E, em seus altares, mais uma vez temos de juro:
de morrer antes que iria viver como escravos!
De morrer antes de nós viver como escravos!
De morrer antes de nós viver como escravos!

Segundo verso

Loor eterno de uma Los Bravos guerreros,
cuyo valor heroico y firmeza,
conquistaron Las Glorias Que empieza
hoy Bolívia feliz a gozar.
Que sus nombres, en mármore y en bronce,
uma remotas edades transmitan,
y en sonoros cantares repitan:
¡Libertad, Libertad, Libertad!
Y en sonoros cantares repitan:
¡Libertad, Libertad, Libertad!
Eterno louvor os bravos guerreiros
cujo valor heróico e firmeza
conquistou a liberdade e glórias que agora
uma Bolívia feliz com justiça começa a desfrutar!
Deixe seus nomes preservados para sempre, em mármore e bronze,
transmitir a sua glória a remotas eras futuras.
E na música retumbante deixá-los repetir seu apelo simples:
Liberdade!
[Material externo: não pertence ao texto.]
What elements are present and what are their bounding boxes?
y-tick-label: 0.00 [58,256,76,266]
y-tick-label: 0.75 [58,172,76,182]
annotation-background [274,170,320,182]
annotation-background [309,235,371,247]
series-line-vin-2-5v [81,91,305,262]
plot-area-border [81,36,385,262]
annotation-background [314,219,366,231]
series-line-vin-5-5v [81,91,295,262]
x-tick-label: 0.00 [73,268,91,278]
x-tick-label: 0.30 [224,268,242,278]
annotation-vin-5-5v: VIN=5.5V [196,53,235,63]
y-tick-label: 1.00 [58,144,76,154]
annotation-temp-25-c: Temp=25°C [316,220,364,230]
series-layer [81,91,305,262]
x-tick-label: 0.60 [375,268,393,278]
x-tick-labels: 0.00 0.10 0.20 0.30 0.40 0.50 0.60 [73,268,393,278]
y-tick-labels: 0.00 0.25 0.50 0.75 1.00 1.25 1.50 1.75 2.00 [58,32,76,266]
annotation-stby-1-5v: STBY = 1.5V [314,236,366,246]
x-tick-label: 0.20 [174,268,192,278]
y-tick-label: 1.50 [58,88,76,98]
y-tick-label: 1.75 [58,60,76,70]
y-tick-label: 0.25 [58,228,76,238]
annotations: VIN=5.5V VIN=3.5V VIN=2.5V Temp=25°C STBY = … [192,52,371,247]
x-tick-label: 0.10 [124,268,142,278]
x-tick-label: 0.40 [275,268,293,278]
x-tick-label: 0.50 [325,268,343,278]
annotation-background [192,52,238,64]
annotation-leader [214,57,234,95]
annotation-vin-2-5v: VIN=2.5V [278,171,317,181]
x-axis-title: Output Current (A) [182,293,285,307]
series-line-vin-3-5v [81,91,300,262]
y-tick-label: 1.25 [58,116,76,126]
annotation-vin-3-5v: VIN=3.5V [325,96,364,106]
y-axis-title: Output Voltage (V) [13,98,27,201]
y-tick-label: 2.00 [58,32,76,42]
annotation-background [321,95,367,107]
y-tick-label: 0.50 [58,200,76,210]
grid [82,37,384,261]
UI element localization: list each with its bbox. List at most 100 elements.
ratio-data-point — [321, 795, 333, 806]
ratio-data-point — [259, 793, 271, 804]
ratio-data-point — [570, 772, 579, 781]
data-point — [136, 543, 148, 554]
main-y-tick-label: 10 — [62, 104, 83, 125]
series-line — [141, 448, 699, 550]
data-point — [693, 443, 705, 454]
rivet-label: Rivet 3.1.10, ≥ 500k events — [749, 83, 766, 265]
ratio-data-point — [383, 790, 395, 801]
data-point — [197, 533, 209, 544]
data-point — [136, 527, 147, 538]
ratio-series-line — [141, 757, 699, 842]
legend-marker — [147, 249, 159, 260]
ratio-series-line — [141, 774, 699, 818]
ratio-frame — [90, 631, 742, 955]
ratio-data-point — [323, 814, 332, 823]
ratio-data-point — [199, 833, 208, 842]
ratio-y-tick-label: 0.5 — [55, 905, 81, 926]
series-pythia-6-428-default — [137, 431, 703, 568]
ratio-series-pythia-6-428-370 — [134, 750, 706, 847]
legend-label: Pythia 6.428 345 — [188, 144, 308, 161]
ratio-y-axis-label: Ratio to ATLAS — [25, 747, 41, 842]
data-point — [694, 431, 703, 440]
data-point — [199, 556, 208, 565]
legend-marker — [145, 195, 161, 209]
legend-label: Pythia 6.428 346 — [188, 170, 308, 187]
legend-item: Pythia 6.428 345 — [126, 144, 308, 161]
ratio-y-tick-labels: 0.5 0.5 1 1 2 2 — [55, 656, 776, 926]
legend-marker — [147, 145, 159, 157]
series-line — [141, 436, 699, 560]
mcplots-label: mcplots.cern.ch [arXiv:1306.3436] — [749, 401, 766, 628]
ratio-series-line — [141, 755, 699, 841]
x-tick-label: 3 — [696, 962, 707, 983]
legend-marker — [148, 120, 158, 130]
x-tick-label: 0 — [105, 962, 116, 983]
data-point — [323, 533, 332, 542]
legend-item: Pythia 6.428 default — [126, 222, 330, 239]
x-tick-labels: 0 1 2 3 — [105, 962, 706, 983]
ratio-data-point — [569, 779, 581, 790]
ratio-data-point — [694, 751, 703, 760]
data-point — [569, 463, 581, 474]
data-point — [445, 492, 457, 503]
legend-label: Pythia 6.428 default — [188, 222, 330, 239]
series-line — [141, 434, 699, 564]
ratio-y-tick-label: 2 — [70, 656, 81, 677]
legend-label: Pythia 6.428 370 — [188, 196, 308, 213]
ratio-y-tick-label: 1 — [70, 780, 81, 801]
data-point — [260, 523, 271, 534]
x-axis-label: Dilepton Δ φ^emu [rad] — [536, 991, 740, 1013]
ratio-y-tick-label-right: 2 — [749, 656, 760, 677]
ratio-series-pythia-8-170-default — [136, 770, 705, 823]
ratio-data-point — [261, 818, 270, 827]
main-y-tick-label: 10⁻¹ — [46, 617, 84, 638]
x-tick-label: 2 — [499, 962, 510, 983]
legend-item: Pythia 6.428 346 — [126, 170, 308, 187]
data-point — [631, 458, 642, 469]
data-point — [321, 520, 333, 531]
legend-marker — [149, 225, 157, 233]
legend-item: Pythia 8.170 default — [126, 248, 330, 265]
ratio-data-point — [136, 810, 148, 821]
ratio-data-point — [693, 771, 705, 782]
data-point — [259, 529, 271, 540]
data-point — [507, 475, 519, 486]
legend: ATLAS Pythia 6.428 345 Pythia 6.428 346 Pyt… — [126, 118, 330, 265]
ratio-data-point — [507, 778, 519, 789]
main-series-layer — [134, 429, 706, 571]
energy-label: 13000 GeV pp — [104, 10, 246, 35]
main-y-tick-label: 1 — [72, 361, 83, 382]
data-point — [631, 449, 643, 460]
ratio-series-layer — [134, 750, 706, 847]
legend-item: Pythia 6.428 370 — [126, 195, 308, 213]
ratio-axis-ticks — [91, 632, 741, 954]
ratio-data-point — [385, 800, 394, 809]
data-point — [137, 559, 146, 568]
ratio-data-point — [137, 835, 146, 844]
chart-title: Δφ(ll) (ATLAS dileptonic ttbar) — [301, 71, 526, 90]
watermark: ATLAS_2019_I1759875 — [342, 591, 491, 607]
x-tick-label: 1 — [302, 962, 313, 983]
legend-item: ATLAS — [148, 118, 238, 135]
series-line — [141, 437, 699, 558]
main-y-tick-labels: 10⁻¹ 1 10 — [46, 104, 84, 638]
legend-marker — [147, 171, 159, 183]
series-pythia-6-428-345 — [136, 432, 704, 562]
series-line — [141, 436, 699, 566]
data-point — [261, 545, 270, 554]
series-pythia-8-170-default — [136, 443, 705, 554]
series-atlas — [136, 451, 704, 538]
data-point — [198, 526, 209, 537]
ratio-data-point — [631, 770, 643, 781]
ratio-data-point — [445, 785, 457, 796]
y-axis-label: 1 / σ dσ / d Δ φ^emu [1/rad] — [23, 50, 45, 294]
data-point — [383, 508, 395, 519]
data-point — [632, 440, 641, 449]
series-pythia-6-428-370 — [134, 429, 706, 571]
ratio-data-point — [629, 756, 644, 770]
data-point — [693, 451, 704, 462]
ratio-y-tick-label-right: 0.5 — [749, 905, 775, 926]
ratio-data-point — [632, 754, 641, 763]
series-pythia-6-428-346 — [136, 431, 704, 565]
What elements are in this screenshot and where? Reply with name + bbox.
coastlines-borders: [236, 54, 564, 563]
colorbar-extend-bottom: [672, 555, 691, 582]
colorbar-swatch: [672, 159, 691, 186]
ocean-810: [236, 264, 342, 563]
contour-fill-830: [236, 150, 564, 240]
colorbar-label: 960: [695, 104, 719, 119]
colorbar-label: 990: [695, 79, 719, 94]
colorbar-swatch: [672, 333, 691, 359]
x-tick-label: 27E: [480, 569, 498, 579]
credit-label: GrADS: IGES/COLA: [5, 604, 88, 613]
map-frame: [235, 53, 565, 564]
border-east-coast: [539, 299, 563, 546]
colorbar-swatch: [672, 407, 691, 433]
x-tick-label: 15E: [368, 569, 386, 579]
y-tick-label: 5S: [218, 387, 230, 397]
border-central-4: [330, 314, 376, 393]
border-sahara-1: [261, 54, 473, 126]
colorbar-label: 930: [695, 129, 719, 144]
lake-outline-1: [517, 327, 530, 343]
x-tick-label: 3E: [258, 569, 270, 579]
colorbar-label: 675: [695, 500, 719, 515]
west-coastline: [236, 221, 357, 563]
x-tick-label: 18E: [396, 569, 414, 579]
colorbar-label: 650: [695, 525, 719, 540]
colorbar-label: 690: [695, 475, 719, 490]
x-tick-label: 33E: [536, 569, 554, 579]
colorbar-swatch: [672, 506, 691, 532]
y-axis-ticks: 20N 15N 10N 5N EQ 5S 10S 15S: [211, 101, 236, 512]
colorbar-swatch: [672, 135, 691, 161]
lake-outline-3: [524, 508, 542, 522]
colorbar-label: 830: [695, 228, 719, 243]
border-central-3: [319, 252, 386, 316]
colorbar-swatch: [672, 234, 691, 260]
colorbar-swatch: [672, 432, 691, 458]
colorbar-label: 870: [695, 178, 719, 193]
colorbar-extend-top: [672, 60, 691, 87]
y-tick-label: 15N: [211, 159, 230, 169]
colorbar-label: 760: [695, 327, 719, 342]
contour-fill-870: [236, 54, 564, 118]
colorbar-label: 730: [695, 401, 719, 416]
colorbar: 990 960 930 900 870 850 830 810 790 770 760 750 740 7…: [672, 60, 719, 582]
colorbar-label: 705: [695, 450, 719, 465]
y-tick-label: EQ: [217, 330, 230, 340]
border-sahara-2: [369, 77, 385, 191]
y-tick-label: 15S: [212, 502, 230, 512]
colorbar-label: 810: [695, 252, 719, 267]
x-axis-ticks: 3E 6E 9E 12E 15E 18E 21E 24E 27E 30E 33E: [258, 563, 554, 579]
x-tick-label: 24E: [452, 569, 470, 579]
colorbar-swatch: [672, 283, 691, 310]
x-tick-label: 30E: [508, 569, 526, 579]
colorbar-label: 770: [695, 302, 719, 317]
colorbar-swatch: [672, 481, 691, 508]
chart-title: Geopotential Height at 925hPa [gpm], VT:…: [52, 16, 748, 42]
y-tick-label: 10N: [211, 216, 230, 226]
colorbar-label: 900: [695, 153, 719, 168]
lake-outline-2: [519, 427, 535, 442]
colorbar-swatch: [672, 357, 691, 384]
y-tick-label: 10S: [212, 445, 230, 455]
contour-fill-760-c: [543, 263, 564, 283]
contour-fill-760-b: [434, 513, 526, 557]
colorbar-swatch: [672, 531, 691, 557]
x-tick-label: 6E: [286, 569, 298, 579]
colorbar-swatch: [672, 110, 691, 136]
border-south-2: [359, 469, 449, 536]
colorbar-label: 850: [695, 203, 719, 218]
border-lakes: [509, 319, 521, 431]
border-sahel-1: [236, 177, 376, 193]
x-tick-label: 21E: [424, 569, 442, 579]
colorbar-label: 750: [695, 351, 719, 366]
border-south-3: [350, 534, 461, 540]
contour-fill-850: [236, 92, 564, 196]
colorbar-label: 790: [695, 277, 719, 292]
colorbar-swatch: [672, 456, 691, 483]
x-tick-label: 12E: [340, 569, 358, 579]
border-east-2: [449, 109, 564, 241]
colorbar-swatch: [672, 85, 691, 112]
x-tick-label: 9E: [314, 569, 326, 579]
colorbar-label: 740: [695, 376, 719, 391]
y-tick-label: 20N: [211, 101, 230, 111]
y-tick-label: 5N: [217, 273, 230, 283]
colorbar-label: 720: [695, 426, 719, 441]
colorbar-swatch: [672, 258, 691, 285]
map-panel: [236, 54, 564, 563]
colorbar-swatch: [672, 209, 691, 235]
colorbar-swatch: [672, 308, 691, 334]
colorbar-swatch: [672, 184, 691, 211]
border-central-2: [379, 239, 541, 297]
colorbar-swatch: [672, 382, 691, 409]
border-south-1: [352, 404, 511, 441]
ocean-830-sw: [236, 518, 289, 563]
Liberdade! Liberdade!
E na música retumbante deixá-los repetir seu apelo simples:
Liberdade! Liberdade! Liberdade!

Coro

De la Patria, el nombre alto,
Esplendor en conservemos Glorioso.
Y en sus aras de nuevo juremos:
¡Morir Antes Que Esclavos vivir!
¡Morir Antes Que Esclavos vivir!
¡Morir Antes Que Esclavos vivir!
Vamos manter o nome sublime de nossa Pátria
em glorioso esplendor conservada.
E, em seus altares, mais uma vez temos de juro:
de morrer antes que iria viver como escravos!
De morrer antes de nós viver como escravos!
De morrer antes de nós viver como escravos!

Terceiro verso

Aquí Alzo la justicia su Trono
que la vil opresión desconoce,
y en su timbre glorioso legose
libertad, libertad, libertad.
This tierra y hermosa innocente
Que ha debido a su nombre Bolívar
es la patria donde el hombre feliz
Goza el bien de la Dicha y la paz.
Es la patria donde el hombre feliz
Goza el bien de la Dicha y la paz.
Aqui tem o seu trono erguido Justiça
que a opressão vil ignora
e, por seu selo gloriosa alegremo-nos
Liberdade, liberdade, liberdade
Esta terra inocente e bela,
que deve o seu nome a Bolívar,
é a pátria feliz onde a humanidade
desfruta dos benefícios de boa sorte e paz.
É a pátria feliz onde a humanidade
desfruta dos benefícios de boa sorte e paz.

Coro

De la Patria, el nombre alto,
Esplendor en conservemos Glorioso.
Y en sus aras de nuevo juremos:
¡Morir Antes Que Esclavos vivir!
¡Morir Antes Que Esclavos vivir!
¡Morir Antes Que Esclavos vivir!
Vamos manter o nome sublime de nossa Pátria
em glorioso esplendor conservada.
E, em seus altares, mais uma vez temos de juro:
de morrer antes que iria viver como escravos!
De morrer antes de nós viver como escravos!
De morrer antes de nós viver como escravos!

Quarto verso

Si extranjero Poder día algun
sojuzgar um intentare Bolívia,
al Destino fatal se preparar
Que invasor amenaza um Soberbio.
Que los hijos del Grande Bolívar
Hayan mil veces y mil jurado:
Antes Morir Que ver humillado
de la Patria el augusto Pendon.
Antes Morir Que ver humillado
de la Patria el augusto Pendon.
Se um estrangeiro pode, qualquer dia
mesmo a tentativa de subjugar a Bolívia,
o preparar para um destino fatal,
que ameaça agressor corajoso tal.
Para os filhos dos poderosos Bolívar
jurar, milhares e milhares de vezes:
para morrer em vez de ver o país
bandeira majestoso humilhado.
Para morrer em vez de ver o país
bandeira majestoso humilhado.

Coro

De la Patria, el nombre alto,
Esplendor en conservemos Glorioso.
Y en sus aras de nuevo juremos:
¡Morir Antes Que Esclavos vivir!
¡Morir Antes Que Esclavos vivir!
¡Morir Antes Que Esclavos vivir!
Vamos manter o nome sublime de nossa Pátria
em glorioso esplendor conservada.
E, em seus altares, mais uma vez temos de juro:
de morrer antes que iria viver como escravos!
De morrer antes de nós viver como escravos!
De morrer antes de nós viver como escravos!